O último caso de raiva registrado na região foi em 1986, em uma propriedade localizada no trecho entre Umuarama e Xambrê. Porém, o foco detectado em Querência do Norte há duas semanas, num raio de menos de 12 km de distância de Icaraíma e Ivaté, requereu medidas preventivas em caráter de urgência.
A campanha desencadeada pelo Núcleo Regional da Secretaria de Estado da Agricultura e Abastecimento (Seab) além da imunização do rebanho também tem como propósito alertar os produtores para que caso identifiquem animais com sinais de mordedura do morcego Desmodus Rotundus, transmissor do vírus da raiva, comuniquem a secretária para que equipe de Sanidade Animal possa localizar o abrigo do hematófago e fazer a captura.

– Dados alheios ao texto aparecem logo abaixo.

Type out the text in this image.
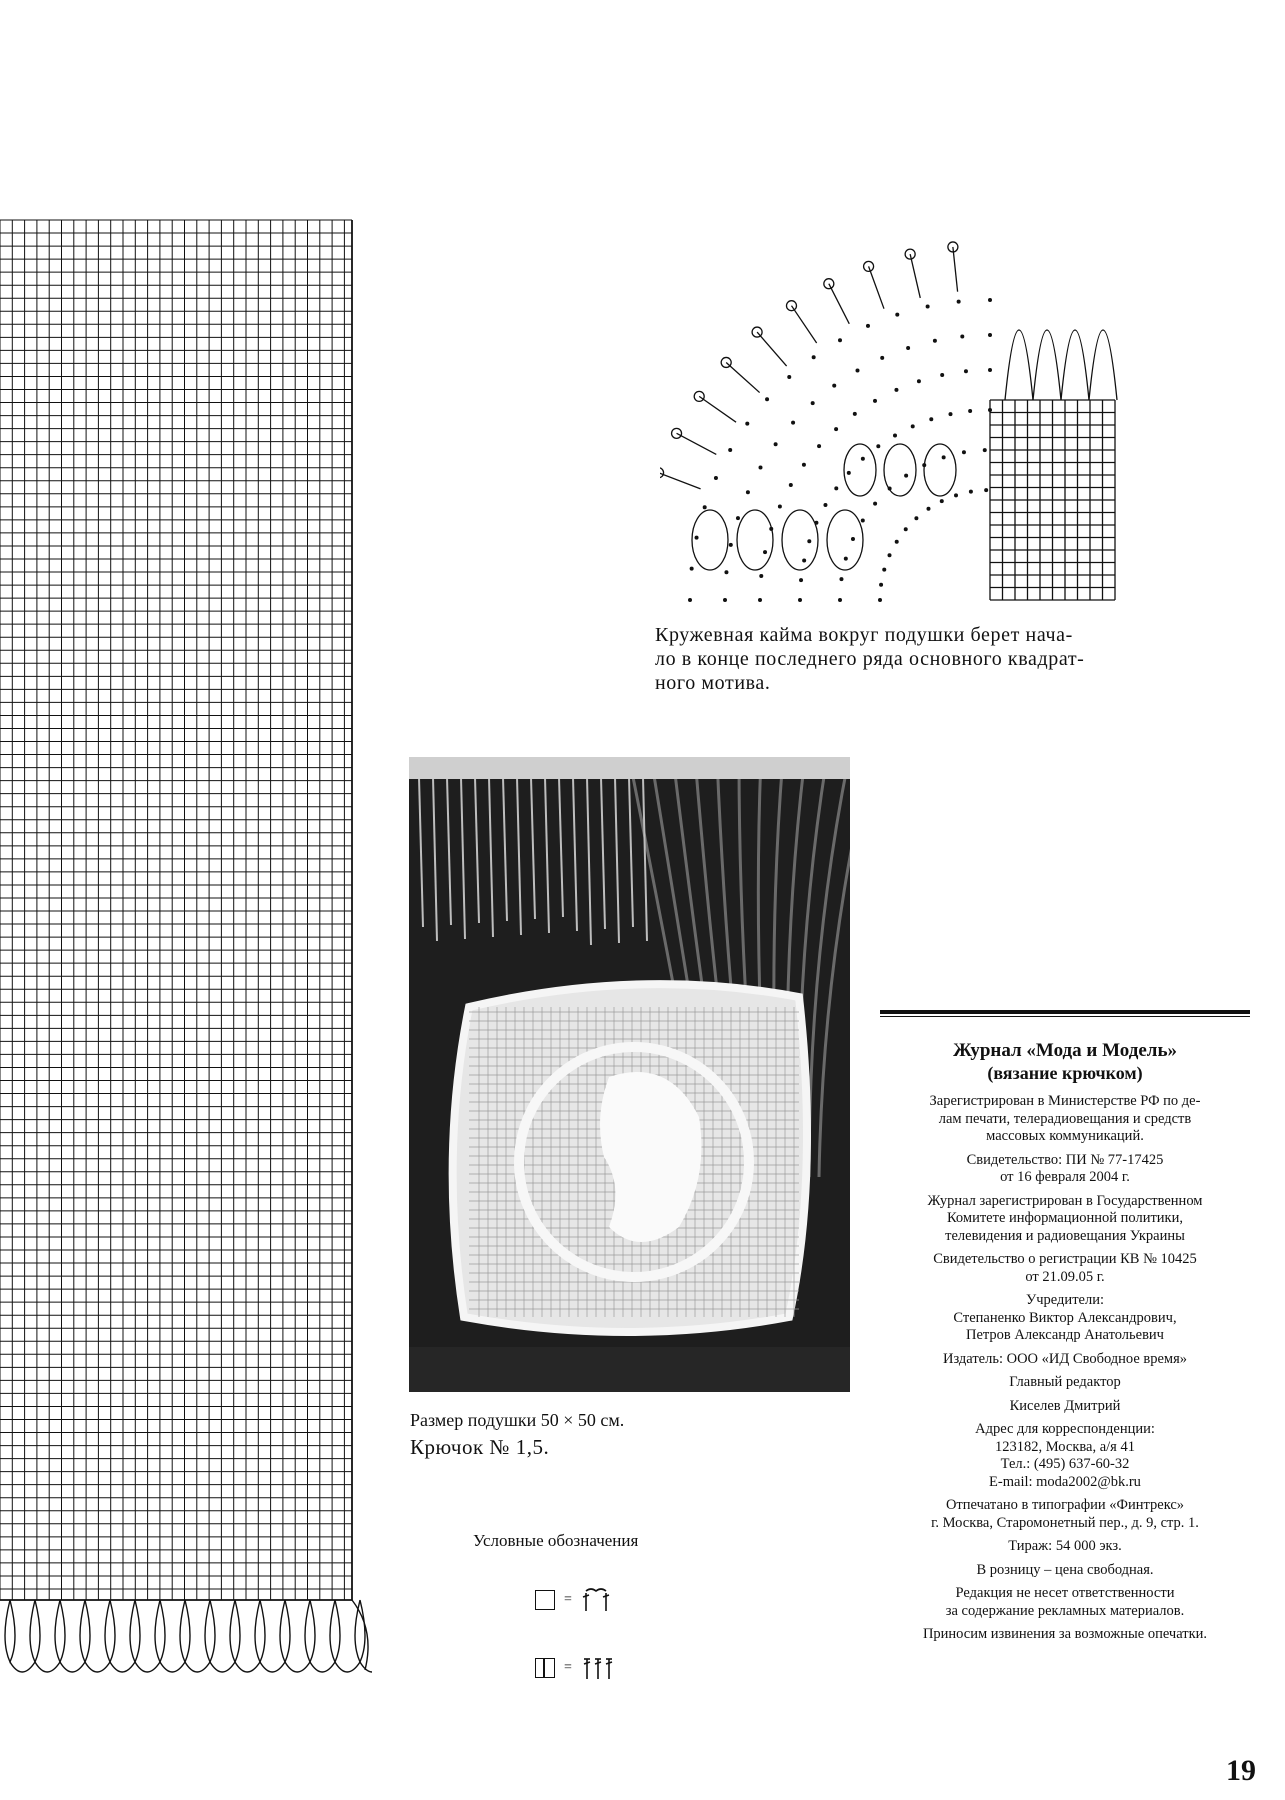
Кружевная кайма вокруг подушки берет нача-
ло в конце последнего ряда основного квадрат-
ного мотива.
Размер подушки 50 × 50 см.
Крючок № 1,5.
Условные обозначения
=
=
Журнал «Мода и Модель»
(вязание крючком)
Зарегистрирован в Министерстве РФ по де-
лам печати, телерадиовещания и средств
массовых коммуникаций.
Свидетельство: ПИ № 77-17425
от 16 февраля 2004 г.
Журнал зарегистрирован в Государственном
Комитете информационной политики,
телевидения и радиовещания Украины
Свидетельство о регистрации КВ № 10425
от 21.09.05 г.
Учредители:
Степаненко Виктор Александрович,
Петров Александр Анатольевич
Издатель: ООО «ИД Свободное время»
Главный редактор
Киселев Дмитрий
Адрес для корреспонденции:
123182, Москва, а/я 41
Тел.: (495) 637-60-32
E-mail: moda2002@bk.ru
Отпечатано в типографии «Финтрекс»
г. Москва, Старомонетный пер., д. 9, стр. 1.
Тираж: 54 000 экз.
В розницу – цена свободная.
Редакция не несет ответственности
за содержание рекламных материалов.
Приносим извинения за возможные опечатки.
19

As ações planejadas pela Seab deverão atingir mais de 60 propriedades rurais que estão na zona de risco, próximo às margens do rio Ivaí. Segundo o chefe da Supervisão Técnica Regional de Defesa Sanitária Animal, Jesus Pereira Camacho, os criadores também estão sendo orientados para evitar contato físico com animais que apresentem sintomas da doença como salivação, tremor muscular e paralisia. “Caso o campeiro tenha algum ferimento e tenha contato com a saliva do animal pode adquirir o vírus. Na propriedade onde foi encontrado foco da doença todas as pessoas já foram encaminhadas para exame e estão recebendo vacina”, explicou.
Doença
A raiva aparece com maior incidência na região Sul do Estado, porém por razões ainda desconhecidas pela equipe de Sanidade Animal da Seab os hematófagos migraram para o Noroeste, o que trouxe riscos de prejuízos para criadores. O animal que adquire o vírus da raiva não chega a ser submetido ao sacrifício, uma vez que, a doença mata em um período de sete dias. Dificilmente o homem contraí o vírus através do consumo da carne contaminada, o contato com o bovino ou eqüino contaminado é a principal forma de contágio.